TrueNAS Scale HA Failover Expectations

ataeschner-KIT · August 7, 2024, 6:58pm

I’m currently using a new TrueNAS M40-HA Scale Enterprise system and I’m supporting an ESXi environment. What I’m trying to understand is what my expectations should be in regards to failover time from controller 1 to controller 2.

I have a zvol dataset shared via iSCSI with ALUA enabled, I’ve added the share into ESXi and made sure multi-path is enabled for either controllers path and it appears that to failover causes around a 30 second latency period of the disk being unavailable to the underlying OS’s. Control plane stays up and I can ping the VM continuously but if I’m on the device it’s just frozen up for around 30ish seconds. Is this intended and is there any fine tuning anyone’s performed to decrease this time required for the secondary controller to come online and the secondary I/O path becoming available sooner?

Any insight would be greatly appreciated.

ericloewe · August 7, 2024, 7:06pm

Good question, but you should ask your support contact directly. HA knowledge is thin on the ground here…

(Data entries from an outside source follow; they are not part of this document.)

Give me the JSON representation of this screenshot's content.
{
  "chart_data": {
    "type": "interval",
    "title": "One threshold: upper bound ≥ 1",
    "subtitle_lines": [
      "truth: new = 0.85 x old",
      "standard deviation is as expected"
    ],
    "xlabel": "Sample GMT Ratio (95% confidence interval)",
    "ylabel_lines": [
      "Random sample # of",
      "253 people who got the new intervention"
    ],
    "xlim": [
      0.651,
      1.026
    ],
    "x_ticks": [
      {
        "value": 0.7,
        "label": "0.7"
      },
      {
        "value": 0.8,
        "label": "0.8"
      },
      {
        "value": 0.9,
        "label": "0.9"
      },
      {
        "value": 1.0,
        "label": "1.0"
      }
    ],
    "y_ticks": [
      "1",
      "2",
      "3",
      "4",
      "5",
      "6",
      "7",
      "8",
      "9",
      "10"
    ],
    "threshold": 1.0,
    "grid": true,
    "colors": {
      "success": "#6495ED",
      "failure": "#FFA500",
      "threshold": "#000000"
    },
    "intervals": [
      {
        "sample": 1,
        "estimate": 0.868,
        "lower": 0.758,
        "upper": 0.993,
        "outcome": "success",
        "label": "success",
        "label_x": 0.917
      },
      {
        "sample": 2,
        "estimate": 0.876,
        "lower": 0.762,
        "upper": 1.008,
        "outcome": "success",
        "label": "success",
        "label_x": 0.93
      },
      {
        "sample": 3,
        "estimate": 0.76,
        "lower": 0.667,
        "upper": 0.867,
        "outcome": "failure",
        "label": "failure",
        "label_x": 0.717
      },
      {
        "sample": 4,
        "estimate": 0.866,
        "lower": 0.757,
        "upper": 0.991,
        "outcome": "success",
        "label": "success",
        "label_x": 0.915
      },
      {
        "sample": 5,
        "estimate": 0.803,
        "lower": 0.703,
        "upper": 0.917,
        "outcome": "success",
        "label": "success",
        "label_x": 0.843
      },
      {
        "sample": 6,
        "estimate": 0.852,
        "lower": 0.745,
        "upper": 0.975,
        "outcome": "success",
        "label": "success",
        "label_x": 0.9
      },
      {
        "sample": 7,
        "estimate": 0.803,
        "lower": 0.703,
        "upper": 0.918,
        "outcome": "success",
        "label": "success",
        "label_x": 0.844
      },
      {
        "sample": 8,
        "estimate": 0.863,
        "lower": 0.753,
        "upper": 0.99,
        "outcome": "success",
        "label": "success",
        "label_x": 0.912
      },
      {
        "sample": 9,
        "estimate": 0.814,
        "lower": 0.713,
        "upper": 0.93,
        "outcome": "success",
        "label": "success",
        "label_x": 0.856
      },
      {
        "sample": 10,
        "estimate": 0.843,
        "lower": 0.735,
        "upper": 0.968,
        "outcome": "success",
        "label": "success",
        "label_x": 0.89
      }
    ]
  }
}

ataeschner-KIT · August 7, 2024, 7:53pm

Roger that! I wanted to get familiar with the community and see if there were any SME’s on HA out there. I’ll ping support and update this thread with any general recommendations or info that they provide.

awalkerix · August 7, 2024, 8:00pm

Enterprise HA is an enterprise-licensed feature only. There will be no community consumers of this feature. Please submit support and HA-related questions to the support team.

ataeschner-KIT · August 7, 2024, 8:15pm

Roger. Reached out to our support contact and received answers we were looking for.